Para pensar juntos: La vida como encuentro

La vida social, que es vida de relación, debe ser siempre vida y relación del “encuentro”. El encuentro es algo más, y distinto, del hecho de encontrarse, de relacionarse, de tratarse. Todo esto se puede hacer sin que haya un verdadero encuentro personal. Muchas veces el ejercicio de relación de unos con otros, se produce en el más oscuro anonimato.

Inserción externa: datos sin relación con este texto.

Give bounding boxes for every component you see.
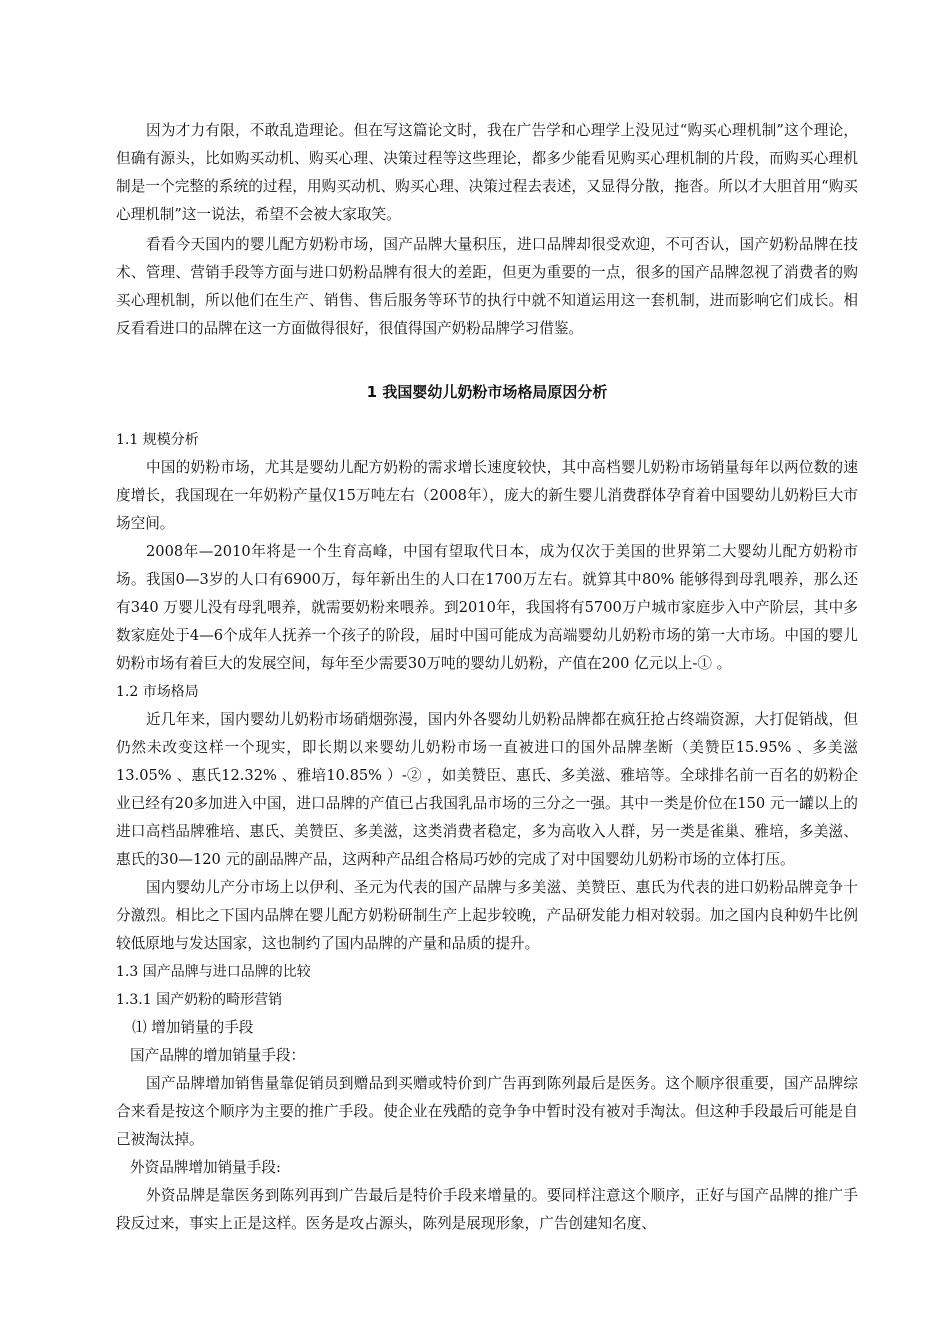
list-item-1: ⑴ 增加销量的手段 [132,1019,254,1036]
section-1-2-paragraph-1: 近几年来，国内婴幼儿奶粉市场硝烟弥漫，国内外各婴幼儿奶粉品牌都在疯狂抢占终端资源，大打促销战，但仍然未改变这样一个现实，即长期以来婴幼儿奶粉市场一直被进口的国外品牌垄断（美赞臣15.95% 、多美滋13.05% 、惠氏12.32% 、雅培10.85% ）-② ，如美赞臣、惠氏、多美滋、雅培等。全球排名前一百名的奶粉企业已经有20多加进入中国，进口品牌的产值已占我国乳品市场的三分之一强。其中一类是价位在150 元一罐以上的进口高档品牌雅培、惠氏、美赞臣、多美滋，这类消费者稳定，多为高收入人群，另一类是雀巢、雅培，多美滋、惠氏的30—120 元的副品牌产品，这两种产品组合格局巧妙的完成了对中国婴幼儿奶粉市场的立体打压。 [116,711,858,868]
section-1-2-paragraph-2: 国内婴幼儿产分市场上以伊利、圣元为代表的国产品牌与多美滋、美赞臣、惠氏为代表的进口奶粉品牌竞争十分激烈。相比之下国内品牌在婴儿配方奶粉研制生产上起步较晚，产品研发能力相对较弱。加之国内良种奶牛比例较低原地与发达国家，这也制约了国内品牌的产量和品质的提升。 [116,879,858,952]
intro-paragraph-2: 看看今天国内的婴儿配方奶粉市场，国产品牌大量积压，进口品牌却很受欢迎，不可否认，国产奶粉品牌在技术、管理、营销手段等方面与进口奶粉品牌有很大的差距，但更为重要的一点，很多的国产品牌忽视了消费者的购买心理机制，所以他们在生产、销售、售后服务等环节的执行中就不知道运用这一套机制，进而影响它们成长。相反看看进口的品牌在这一方面做得很好，很值得国产奶粉品牌学习借鉴。 [116,236,858,337]
section-1-body [116,426,858,1238]
intro-paragraph-1: 因为才力有限，不敢乱造理论。但在写这篇论文时，我在广告学和心理学上没见过“购买心理机制”这个理论，但确有源头，比如购买动机、购买心理、决策过程等这些理论，都多少能看见购买心理机制的片段，而购买心理机制是一个完整的系统的过程，用购买动机、购买心理、决策过程去表述，又显得分散，拖沓。所以才大胆首用“购买心理机制”这一说法，希望不会被大家取笑。 [116,122,858,223]
domestic-brand-label: 国产品牌的增加销量手段： [130,1047,306,1064]
section-1-2-heading: 1.2 市场格局 [116,684,199,700]
section-1-1-paragraph-2: 2008年—2010年将是一个生育高峰，中国有望取代日本，成为仅次于美国的世界第二大婴幼儿配方奶粉市场。我国0—3岁的人口有6900万，每年新出生的人口在1700万左右。就算其中80% 能够得到母乳喂养，那么还有340 万婴儿没有母乳喂养，就需要奶粉来喂养。到2010年，我国将有5700万户城市家庭步入中产阶层，其中多数家庭处于4—6个成年人抚养一个孩子的阶段，届时中国可能成为高端婴幼儿奶粉市场的第一大市场。中国的婴儿奶粉市场有着巨大的发展空间，每年至少需要30万吨的婴幼儿奶粉，产值在200 亿元以上-① 。 [116,543,858,672]
intro-section [116,117,858,343]
foreign-brand-label: 外资品牌增加销量手段: [130,1159,281,1176]
domestic-brand-paragraph: 国产品牌增加销售量靠促销员到赠品到买赠或特价到广告再到陈列最后是医务。这个顺序很重要，国产品牌综合来看是按这个顺序为主要的推广手段。使企业在残酷的竞争争中暂时没有被对手淘汰。但这种手段最后可能是自己被淘汰掉。 [116,1075,858,1148]
section-1-1-heading: 1.1 规模分析 [116,432,199,448]
section-1-heading: 1 我国婴幼儿奶粉市场格局原因分析 [366,383,608,401]
section-1-3-1-heading: 1.3.1 国产奶粉的畸形营销 [116,992,283,1008]
section-1-1-paragraph-1: 中国的奶粉市场，尤其是婴幼儿配方奶粉的需求增长速度较快，其中高档婴儿奶粉市场销量每年以两位数的速度增长，我国现在一年奶粉产量仅15万吨左右（2008年），庞大的新生婴儿消费群体孕育着中国婴幼儿奶粉巨大市场空间。 [116,459,858,532]
foreign-brand-paragraph: 外资品牌是靠医务到陈列再到广告最后是特价手段来增量的。要同样注意这个顺序，正好与国产品牌的推广手段反过来，事实上正是这样。医务是攻占源头，陈列是展现形象，广告创建知名度、 [116,1187,858,1232]
section-1-3-heading: 1.3 国产品牌与进口品牌的比较 [116,964,311,980]
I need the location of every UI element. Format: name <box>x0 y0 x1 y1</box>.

Vemos lo externo, la cara, el timbre de voz, pero no hay encuentro de personas, ni conocimiento de las mismas. A ese nivel se encuentran muchas de las relaciones comerciales, de los “adiós” callejeros, de las entrevistas sanitarias.

Independientemente de lo que te duele, o del estado de salud que manifiestas al médico, ¿qué sabe el galeno de tu vida, tu familia, tu trabajo, tu estado anímico…? Y no hay que olvidar que todo eso es parte de la persona, y todo eso puede afectar a  la dolencia.

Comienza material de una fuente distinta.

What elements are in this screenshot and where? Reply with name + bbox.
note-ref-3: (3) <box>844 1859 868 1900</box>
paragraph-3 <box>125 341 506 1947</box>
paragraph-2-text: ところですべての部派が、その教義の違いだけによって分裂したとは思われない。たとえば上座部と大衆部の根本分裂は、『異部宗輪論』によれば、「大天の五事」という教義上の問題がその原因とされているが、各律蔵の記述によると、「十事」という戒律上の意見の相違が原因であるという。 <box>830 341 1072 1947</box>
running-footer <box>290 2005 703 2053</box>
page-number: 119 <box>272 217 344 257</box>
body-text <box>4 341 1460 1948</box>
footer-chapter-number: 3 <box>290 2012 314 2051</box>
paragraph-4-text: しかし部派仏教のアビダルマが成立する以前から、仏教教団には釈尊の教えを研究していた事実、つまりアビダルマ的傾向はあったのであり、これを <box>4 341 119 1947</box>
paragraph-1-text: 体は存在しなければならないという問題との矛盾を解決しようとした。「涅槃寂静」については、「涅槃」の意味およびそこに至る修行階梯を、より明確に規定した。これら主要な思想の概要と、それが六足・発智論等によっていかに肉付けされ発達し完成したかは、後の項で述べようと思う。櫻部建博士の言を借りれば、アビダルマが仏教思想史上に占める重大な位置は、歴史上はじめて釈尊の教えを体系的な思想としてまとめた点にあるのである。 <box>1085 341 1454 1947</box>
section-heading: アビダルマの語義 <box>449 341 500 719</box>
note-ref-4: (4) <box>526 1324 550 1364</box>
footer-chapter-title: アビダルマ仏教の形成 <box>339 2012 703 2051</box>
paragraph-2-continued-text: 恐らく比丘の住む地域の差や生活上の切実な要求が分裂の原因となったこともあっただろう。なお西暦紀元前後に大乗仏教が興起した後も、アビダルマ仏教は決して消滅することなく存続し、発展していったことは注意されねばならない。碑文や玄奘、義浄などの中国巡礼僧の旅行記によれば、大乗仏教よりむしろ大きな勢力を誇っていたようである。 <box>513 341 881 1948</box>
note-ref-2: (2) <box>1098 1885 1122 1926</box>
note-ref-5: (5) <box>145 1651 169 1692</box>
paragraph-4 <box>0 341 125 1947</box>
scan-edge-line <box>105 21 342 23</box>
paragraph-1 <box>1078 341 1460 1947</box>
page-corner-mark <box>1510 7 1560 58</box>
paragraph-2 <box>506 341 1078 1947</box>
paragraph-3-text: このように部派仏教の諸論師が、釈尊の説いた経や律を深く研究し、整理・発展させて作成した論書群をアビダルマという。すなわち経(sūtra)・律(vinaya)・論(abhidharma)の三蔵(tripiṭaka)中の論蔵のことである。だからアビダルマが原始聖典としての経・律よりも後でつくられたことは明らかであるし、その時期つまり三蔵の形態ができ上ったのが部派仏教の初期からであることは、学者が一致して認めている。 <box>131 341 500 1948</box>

Un encuentro más cálido, una información más global, hecho con delicadeza, puede favorecer el encuentro necesario y suficiente para entrar en una relación personal, y no en un simple número.

El encuentro sólo es posible cuando se da una correspondencia entre la revelación personal de un sujeto y la aceptación confiada del otro; creándose una relación de comunicación y conocimiento, que solo se da entre personas inteligentes, libres y con capacidad de dar y recibir entre un yo y un tú.

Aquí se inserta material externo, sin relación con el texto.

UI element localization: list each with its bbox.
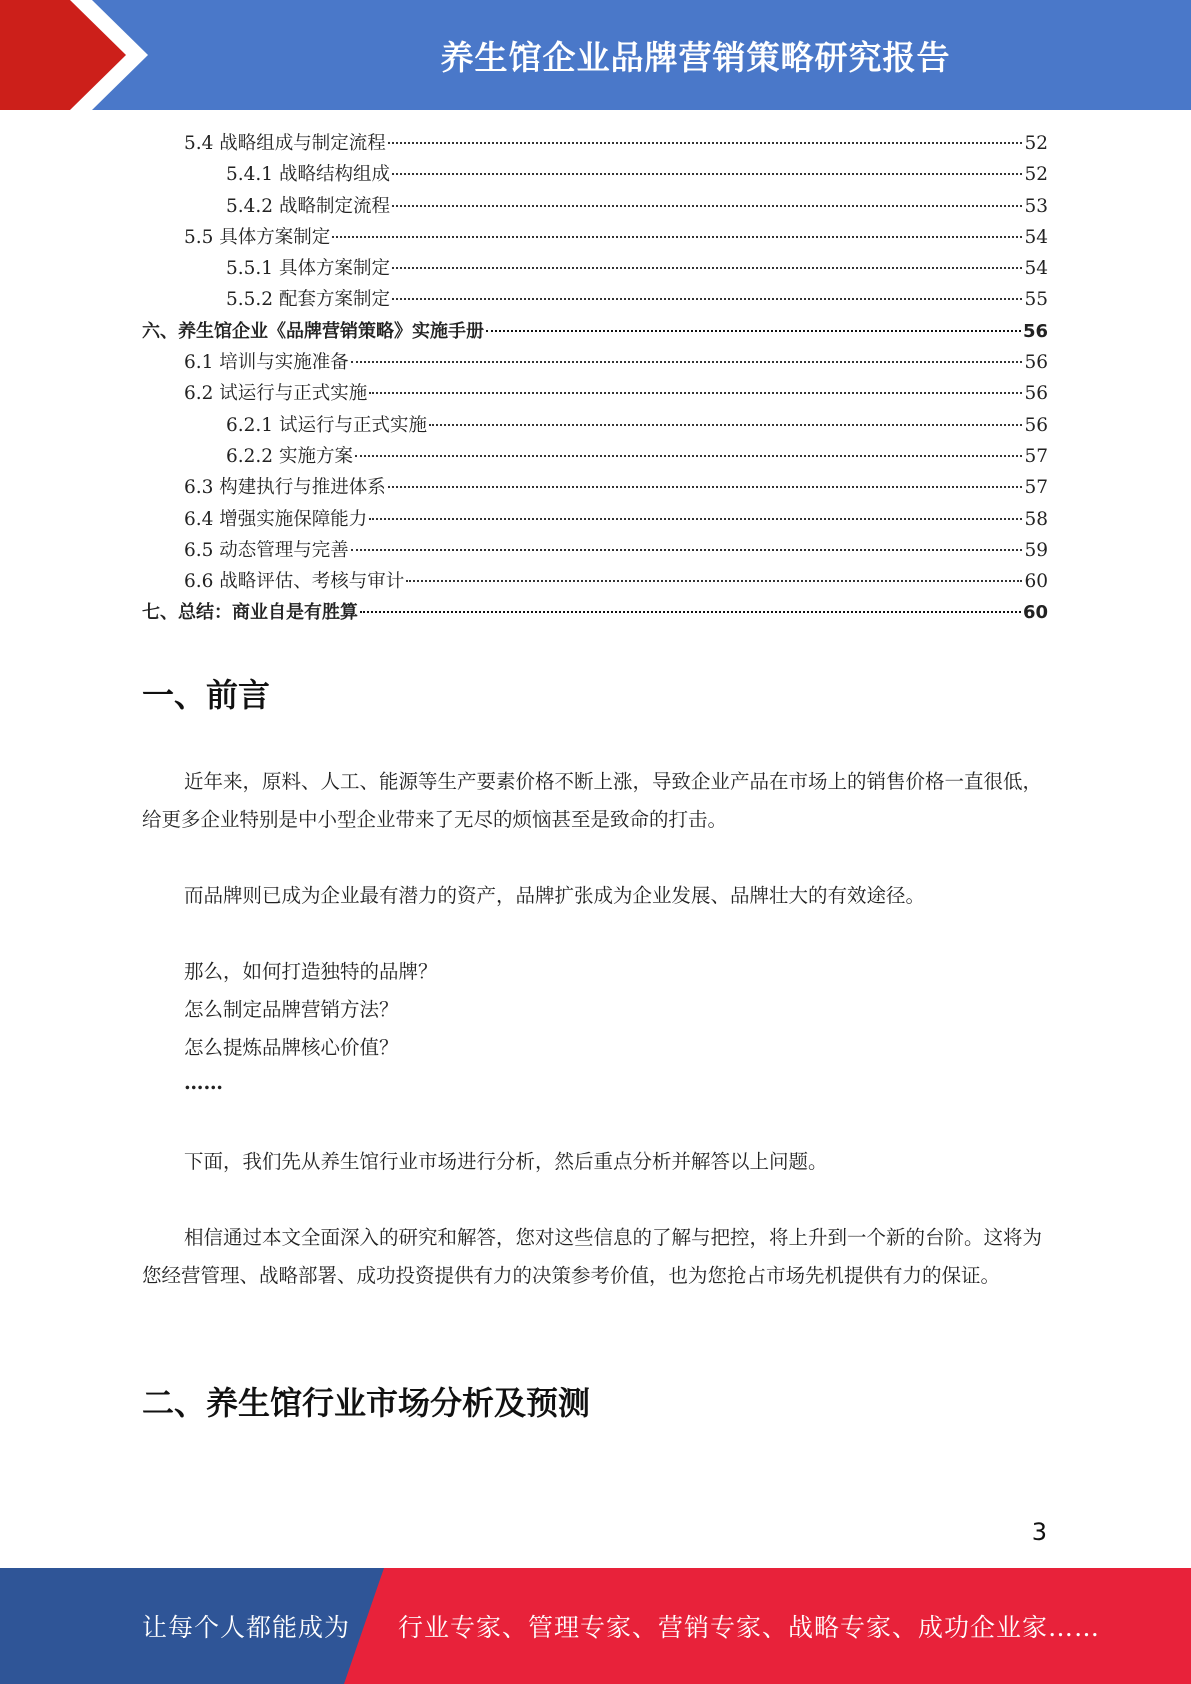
page-number: 3 bbox=[1031, 1518, 1047, 1546]
toc-entry[interactable] bbox=[142, 472, 1048, 503]
section-heading-preface: 一、前言 bbox=[142, 676, 271, 714]
preface-paragraph-2: 而品牌则已成为企业最有潜力的资产，品牌扩张成为企业发展、品牌壮大的有效途径。 bbox=[184, 884, 926, 907]
toc-dot-leader bbox=[392, 173, 1022, 175]
toc-entry-page: 56 bbox=[1022, 320, 1048, 342]
toc-entry-page: 60 bbox=[1022, 602, 1048, 624]
toc-entry-title: 六、养生馆企业《品牌营销策略》实施手册 bbox=[142, 320, 484, 342]
toc-entry-title: 6.4 增强实施保障能力 bbox=[184, 508, 368, 530]
preface-paragraph-4: 相信通过本文全面深入的研究和解答，您对这些信息的了解与把控，将上升到一个新的台阶。这将为您经营管理、战略部署、成功投资提供有力的决策参考价值，也为您抢占市场先机提供有力的保证。 bbox=[142, 1226, 1043, 1287]
toc-entry-title: 5.5.2 配套方案制定 bbox=[226, 289, 390, 311]
toc-dot-leader bbox=[360, 611, 1021, 613]
toc-dot-leader bbox=[369, 518, 1022, 520]
page-header bbox=[0, 0, 1191, 110]
toc-entry-title: 5.4.1 战略结构组成 bbox=[226, 164, 390, 186]
toc-dot-leader bbox=[369, 392, 1022, 394]
toc-entry[interactable] bbox=[142, 284, 1048, 315]
toc-entry-page: 54 bbox=[1024, 226, 1048, 248]
toc-entry-title: 6.1 培训与实施准备 bbox=[184, 352, 349, 374]
toc-entry[interactable] bbox=[142, 191, 1048, 222]
footer-slogan-right: 行业专家、管理专家、营销专家、战略专家、成功企业家…… bbox=[398, 1613, 1101, 1642]
toc-entry[interactable] bbox=[142, 159, 1048, 190]
toc-dot-leader bbox=[429, 424, 1022, 426]
toc-entry[interactable] bbox=[142, 441, 1048, 472]
toc-entry-title: 6.3 构建执行与推进体系 bbox=[184, 477, 386, 499]
toc-entry-page: 57 bbox=[1024, 445, 1048, 467]
toc-entry-title: 6.2.2 实施方案 bbox=[226, 445, 353, 467]
footer-slogan-left: 让每个人都能成为 bbox=[142, 1613, 351, 1642]
toc-entry-page: 56 bbox=[1024, 414, 1048, 436]
toc-dot-leader bbox=[392, 267, 1022, 269]
header-arrow-decoration bbox=[0, 0, 160, 110]
toc-entry[interactable] bbox=[142, 566, 1048, 597]
toc-entry[interactable] bbox=[142, 253, 1048, 284]
section-heading-market-analysis: 二、养生馆行业市场分析及预测 bbox=[142, 1384, 591, 1422]
toc-entry-page: 55 bbox=[1024, 289, 1048, 311]
document-title: 养生馆企业品牌营销策略研究报告 bbox=[440, 37, 951, 77]
table-of-contents bbox=[142, 128, 1048, 629]
toc-dot-leader bbox=[486, 330, 1021, 332]
toc-dot-leader bbox=[355, 455, 1023, 457]
preface-paragraph-3: 下面，我们先从养生馆行业市场进行分析，然后重点分析并解答以上问题。 bbox=[184, 1150, 828, 1173]
toc-dot-leader bbox=[406, 580, 1022, 582]
preface-question-3: 怎么提炼品牌核心价值？ bbox=[184, 1036, 399, 1059]
toc-entry[interactable] bbox=[142, 378, 1048, 409]
toc-dot-leader bbox=[351, 549, 1023, 551]
toc-entry-title: 七、总结：商业自是有胜算 bbox=[142, 602, 358, 624]
toc-entry-page: 59 bbox=[1024, 539, 1048, 561]
toc-entry-title: 6.5 动态管理与完善 bbox=[184, 539, 349, 561]
toc-dot-leader bbox=[388, 486, 1023, 488]
preface-question-1: 那么，如何打造独特的品牌？ bbox=[184, 960, 438, 983]
toc-entry-page: 60 bbox=[1024, 571, 1048, 593]
toc-dot-leader bbox=[392, 298, 1022, 300]
toc-entry-page: 57 bbox=[1024, 477, 1048, 499]
toc-entry-title: 6.2 试运行与正式实施 bbox=[184, 383, 368, 405]
toc-entry-page: 52 bbox=[1024, 164, 1048, 186]
toc-entry-page: 58 bbox=[1024, 508, 1048, 530]
toc-entry-page: 56 bbox=[1024, 352, 1048, 374]
toc-entry-page: 56 bbox=[1024, 383, 1048, 405]
toc-entry[interactable] bbox=[142, 316, 1048, 347]
preface-paragraph-1: 近年来，原料、人工、能源等生产要素价格不断上涨，导致企业产品在市场上的销售价格一直很低，给更多企业特别是中小型企业带来了无尽的烦恼甚至是致命的打击。 bbox=[142, 770, 1043, 831]
toc-entry-title: 5.4 战略组成与制定流程 bbox=[184, 133, 386, 154]
preface-question-2: 怎么制定品牌营销方法？ bbox=[184, 998, 399, 1021]
toc-entry-title: 5.5 具体方案制定 bbox=[184, 226, 331, 248]
toc-entry[interactable] bbox=[142, 597, 1048, 628]
toc-entry-page: 53 bbox=[1024, 195, 1048, 217]
toc-entry[interactable] bbox=[142, 535, 1048, 566]
preface-ellipsis: …… bbox=[184, 1071, 223, 1094]
toc-entry-title: 6.6 战略评估、考核与审计 bbox=[184, 571, 405, 593]
page-footer bbox=[0, 1568, 1191, 1684]
toc-dot-leader bbox=[332, 236, 1022, 238]
toc-entry-title: 6.2.1 试运行与正式实施 bbox=[226, 414, 427, 436]
toc-dot-leader bbox=[351, 361, 1023, 363]
toc-entry[interactable] bbox=[142, 128, 1048, 159]
toc-entry-title: 5.4.2 战略制定流程 bbox=[226, 195, 390, 217]
toc-entry-page: 54 bbox=[1024, 258, 1048, 280]
toc-dot-leader bbox=[392, 205, 1022, 207]
toc-entry[interactable] bbox=[142, 347, 1048, 378]
toc-entry-title: 5.5.1 具体方案制定 bbox=[226, 258, 390, 280]
toc-entry[interactable] bbox=[142, 222, 1048, 253]
toc-dot-leader bbox=[388, 142, 1023, 144]
toc-entry[interactable] bbox=[142, 504, 1048, 535]
toc-entry-page: 52 bbox=[1024, 133, 1048, 154]
toc-entry[interactable] bbox=[142, 410, 1048, 441]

Juzgamos en muchos casos por apariencias, por mera visión, por sospechas, por prejuicios. Pero nada de eso revela la persona. Con frecuencia nos equivocamos, o, al menos, no llegamos a la esencia de lo que es una persona. ¡Cuántas veces emitimos juicios prematuros, que, con frecuencia, tenemos que corregir!

Si la relación fuese menos fría, más cálida, más profunda, menos superficial, el conocimiento mutuo sería, también, más amplio y acertado. Un médico no puede hacer un diagnóstico certero, con un simple dato. El cuerpo humano es muy complicado e interrelacionado. La persona también es compleja y rica. Pretender conocer a alguien  solo por una visión superficial y externa, puede desvirtuar  la realidad.

No podemos juzgar un libro, una novela por ejemplo, leyendo solamente el título. La imaginación es suficientemente equívoca como para engañarnos, haciendo verdad lo falso, o falseando la realidad. ¿No definía Teresa de Ávila, a la imaginación, como la “loca de la casa”?  Por eso, esta facultad no sirve para entablar relaciones personales profundas, o al menos aceptables. La imaginación no es fuente de conocimiento, e incluso, puede desfigurar la realidad.

Resumiendo: podemos afirmar que las relaciones personales  ganarían, si tuviésemos un conocimiento más amplio y más profundo del interlocutor. Para ello la comunicación debe ser a niveles más amplios, y muchas veces no perceptibles por la simple observación.